The challenges, to petitions for Judge William R. Small, cited various reasons, according to elections board officials, including faulty signatures. David LaFave filed the challenges.

Thomas A. Nichols, the Republican elections commissioner, said the St. Lawrence County Board of Elections would review the challenges Tuesday or Wednesday.

"Throughout the lengthy petition process my team has obtained enough legal petition signatures," Mr. Small said in a statement. "Unfortunately, instead of standing on their records (or lack thereof), my opponents have decided to play dirty politics."

The Small campaign is saying that the challenges — 80 in total — are frivolous.
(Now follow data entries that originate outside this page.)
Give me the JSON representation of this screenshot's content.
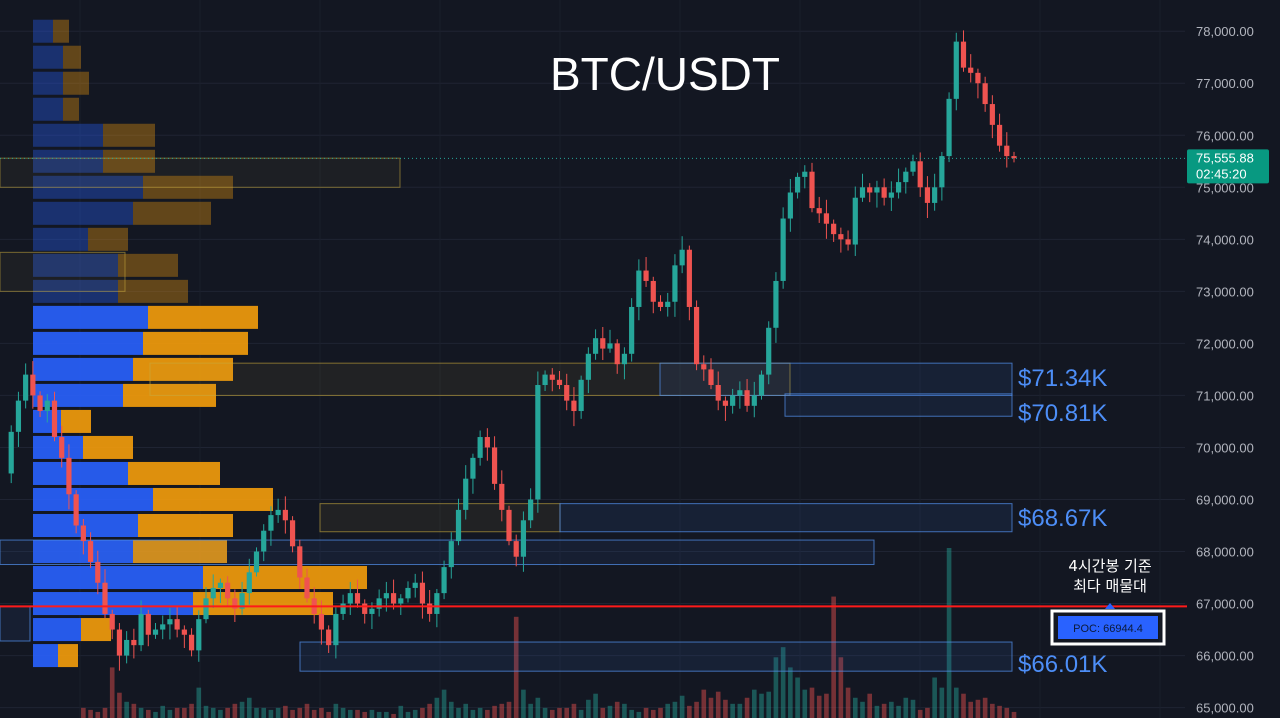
{
  "colors": {
    "background": "#131722",
    "up": "#26a69a",
    "down": "#ef5350",
    "vp_blue": "#2962ff",
    "vp_orange": "#f59d0b",
    "poc_line": "#ff1a1a",
    "level_text": "#4d8ef7",
    "axis_text": "#b2b5be",
    "price_badge": "#089981"
  },
  "chart_data": {
    "type": "candlestick",
    "title": "BTC/USDT",
    "ylim": [
      64800,
      78600
    ],
    "y_ticks": [
      {
        "value": 65000,
        "label": "65,000.00"
      },
      {
        "value": 66000,
        "label": "66,000.00"
      },
      {
        "value": 67000,
        "label": "67,000.00"
      },
      {
        "value": 68000,
        "label": "68,000.00"
      },
      {
        "value": 69000,
        "label": "69,000.00"
      },
      {
        "value": 70000,
        "label": "70,000.00"
      },
      {
        "value": 71000,
        "label": "71,000.00"
      },
      {
        "value": 72000,
        "label": "72,000.00"
      },
      {
        "value": 73000,
        "label": "73,000.00"
      },
      {
        "value": 74000,
        "label": "74,000.00"
      },
      {
        "value": 75000,
        "label": "75,000.00"
      },
      {
        "value": 76000,
        "label": "76,000.00"
      },
      {
        "value": 77000,
        "label": "77,000.00"
      },
      {
        "value": 78000,
        "label": "78,000.00"
      }
    ],
    "current_price": {
      "value": 75555.88,
      "label": "75,555.88",
      "countdown": "02:45:20"
    },
    "poc": {
      "value": 66944.4,
      "label": "POC: 66944.4",
      "annotation_line1": "4시간봉 기준",
      "annotation_line2": "최다 매물대"
    },
    "levels": [
      {
        "value": 71340,
        "label": "$71.34K",
        "zone_low": 71000,
        "zone_high": 71620
      },
      {
        "value": 70810,
        "label": "$70.81K",
        "zone_low": 70600,
        "zone_high": 71030
      },
      {
        "value": 68670,
        "label": "$68.67K",
        "zone_low": 68380,
        "zone_high": 68920
      },
      {
        "value": 66010,
        "label": "$66.01K",
        "zone_low": 65700,
        "zone_high": 66260
      }
    ],
    "prices": [
      69500,
      70300,
      70900,
      71400,
      71000,
      70700,
      70900,
      70200,
      69800,
      69100,
      68500,
      68200,
      67800,
      67400,
      66800,
      66500,
      66000,
      66300,
      66200,
      66800,
      66400,
      66500,
      66600,
      66700,
      66500,
      66400,
      66100,
      66700,
      67100,
      67300,
      67400,
      67100,
      66900,
      67200,
      67600,
      68000,
      68400,
      68700,
      68800,
      68600,
      68100,
      67500,
      67100,
      66800,
      66500,
      66200,
      66800,
      67000,
      67200,
      67000,
      66800,
      66900,
      67100,
      67200,
      67000,
      67100,
      67300,
      67400,
      67000,
      66800,
      67200,
      67700,
      68200,
      68800,
      69400,
      69800,
      70200,
      70000,
      69300,
      68800,
      68200,
      67900,
      68600,
      69000,
      71200,
      71400,
      71300,
      71200,
      70900,
      70700,
      71300,
      71800,
      72100,
      71900,
      72000,
      71600,
      71800,
      72700,
      73400,
      73200,
      72800,
      72700,
      72800,
      73500,
      73800,
      72700,
      71600,
      71500,
      71200,
      70900,
      70800,
      71000,
      71100,
      70800,
      71000,
      71400,
      72300,
      73200,
      74400,
      74900,
      75200,
      75300,
      74600,
      74500,
      74300,
      74100,
      74000,
      73900,
      74800,
      75000,
      74900,
      75000,
      74800,
      74900,
      75100,
      75300,
      75500,
      75000,
      74700,
      75000,
      75600,
      76700,
      77800,
      77300,
      77200,
      77000,
      76600,
      76200,
      75800,
      75600,
      75560
    ],
    "volume_profile": [
      {
        "price": 78000,
        "buy": 20,
        "sell": 16
      },
      {
        "price": 77500,
        "buy": 30,
        "sell": 18
      },
      {
        "price": 77000,
        "buy": 30,
        "sell": 26
      },
      {
        "price": 76500,
        "buy": 30,
        "sell": 16
      },
      {
        "price": 76000,
        "buy": 70,
        "sell": 52
      },
      {
        "price": 75500,
        "buy": 70,
        "sell": 52
      },
      {
        "price": 75000,
        "buy": 110,
        "sell": 90
      },
      {
        "price": 74500,
        "buy": 100,
        "sell": 78
      },
      {
        "price": 74000,
        "buy": 55,
        "sell": 40
      },
      {
        "price": 73500,
        "buy": 85,
        "sell": 60
      },
      {
        "price": 73000,
        "buy": 85,
        "sell": 70
      },
      {
        "price": 72500,
        "buy": 115,
        "sell": 110
      },
      {
        "price": 72000,
        "buy": 110,
        "sell": 105
      },
      {
        "price": 71500,
        "buy": 100,
        "sell": 100
      },
      {
        "price": 71000,
        "buy": 90,
        "sell": 93
      },
      {
        "price": 70500,
        "buy": 28,
        "sell": 30
      },
      {
        "price": 70000,
        "buy": 50,
        "sell": 50
      },
      {
        "price": 69500,
        "buy": 95,
        "sell": 92
      },
      {
        "price": 69000,
        "buy": 120,
        "sell": 120
      },
      {
        "price": 68500,
        "buy": 105,
        "sell": 95
      },
      {
        "price": 68000,
        "buy": 100,
        "sell": 94
      },
      {
        "price": 67500,
        "buy": 170,
        "sell": 164
      },
      {
        "price": 67000,
        "buy": 160,
        "sell": 140
      },
      {
        "price": 66500,
        "buy": 48,
        "sell": 30
      },
      {
        "price": 66000,
        "buy": 25,
        "sell": 20
      }
    ],
    "volumes": [
      0,
      0,
      0,
      0,
      0,
      0,
      0,
      0,
      0,
      0,
      0,
      10,
      8,
      6,
      10,
      50,
      25,
      16,
      14,
      10,
      8,
      6,
      12,
      8,
      10,
      10,
      14,
      30,
      12,
      10,
      8,
      10,
      14,
      16,
      20,
      10,
      10,
      8,
      10,
      12,
      8,
      10,
      14,
      8,
      10,
      6,
      14,
      10,
      8,
      8,
      6,
      8,
      6,
      6,
      4,
      12,
      6,
      8,
      10,
      14,
      20,
      28,
      16,
      10,
      14,
      8,
      10,
      8,
      12,
      14,
      16,
      100,
      28,
      14,
      20,
      10,
      8,
      10,
      10,
      14,
      8,
      18,
      24,
      10,
      12,
      16,
      14,
      8,
      6,
      10,
      8,
      10,
      14,
      16,
      22,
      12,
      16,
      28,
      20,
      26,
      18,
      14,
      14,
      20,
      28,
      24,
      26,
      60,
      70,
      50,
      40,
      28,
      30,
      22,
      24,
      120,
      60,
      30,
      20,
      16,
      24,
      12,
      14,
      16,
      12,
      20,
      18,
      8,
      10,
      40,
      30,
      168,
      30,
      24,
      16,
      18,
      20,
      14,
      12,
      10,
      6
    ],
    "heavy_candle_step": 3
  }
}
Nicholas J. Vaugh, an Ogdensburg city councilor and an advisor to the Small campaign, said that an objection to one particular signature stood out in his mind: the signature of Nicholas J. Vaugh.

"These objections are simply politics as usual, frivolous and desperate attempts to gain an edge in this election," Mr. Vaugh said.

Mr. Small, an Ogdensburg Republican, has served for the past three years as a special city judge. He is running against Mary E. Rain, a Potsdam lawyer running on the Republican Party and Independence Party lines, and Marcia L. LeMay, an Ogdensburg lawyer running as a Democrat. The sitting judge, George E. Silver, will retire in January.

Mr. LaFave could not be reached for comment.